UKSIF response to Government's Kay report today
- Published on Wednesday, 29 February 2012 10:37
- Posted by Scott Buckler
The UK Sustainable Investment and Finance Association (UKSIF) has welcomed today’s release of the interim report of the Kay Review and called for an emphasis on effective transparency and responsible procurement among its final recommendations
UKSIF has also issued a ‘call to action’ for all pension funds and plan sponsors to participate in this important debate and drive improvements in the investment chain.
Penny Shepherd MBE, UKSIF Chief Executive said:
“The turbulence of the last few years has highlighted the urgent need to fix the broken investment chain and we warmly welcome this interim report. We need to change the rules of the game for the better. Measures such as encouraging leadership by corporate pension funds, implementing and monitoring responsible investment clauses in investment management agreements, improvements to financial literacy and embracing effective transparency throughout the chain are among the important areas to focus on. A number of mainstream investors would also welcome a move away from quarterly reporting to timescales that better reflect long-term value creation.
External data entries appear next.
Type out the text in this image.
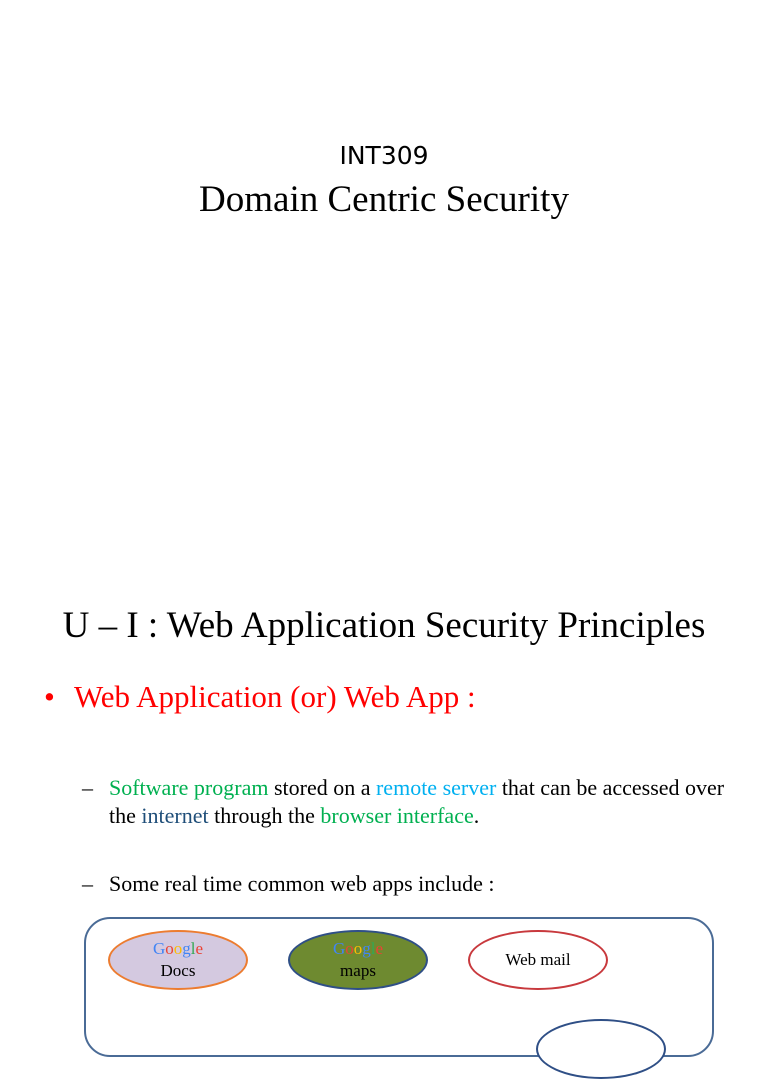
INT309
Domain Centric Security
U – I : Web Application Security Principles
• Web Application (or) Web App :
– Software program stored on a remote server that can be accessed over the internet through the browser interface.
– Some real time common web apps include :
Google
Docs
Google
maps
Web mail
“Effective transparency and procurement are not the sexiest of topics, but they are ones that must be embraced if we want to create genuine long-term relationships between companies and investors. Hot topics in the UK today from executive bonuses to mark-to-market accounting to carbon prices all come back to the basic problem that markets tend to reward short-term behaviour. That is why this report is so important and needs to be widely discussed.”
UKSIF is the UK’s leading trade body on sustainable and responsible investment with over 260 members including pension funds and major investment managers managing over £5 trillion of assets. It was responding to today’s release of the interim report of the Kay Review an independent review by economist John Kay to investigate whether stock markets push UK-listed companies into taking a short-term approach to business.
Ms Shepherd added
“This report is another example of the UK taking a leadership role on the global issue of responsible capitalism. We don’t need to start from scratch. A number of leading UK corporate and public sector pension funds - such as the BT Pension Scheme and the Environment Agency Pension Funds – have shown how asset owners can put in place contracts and processes that catalyse the investment chain to consider long term issues such as climate change or fair labour practices in a financially responsible manner.”
UKSIF Chair Martin Clarke added that the next few months will be critical. He said,
“This is a timely report as investment industry support for responsible investment becomes more widespread. Professor Kay and his team have injected fresh impetus into the debate and we must all rise to the challenge of ensuring that UK equity markets allocate capital most effectively for long-term wealth creation. We need all parts of the investment chain to engage with these discussions and make sure we come out with simple changes that create the space for responsible capitalism to thrive.”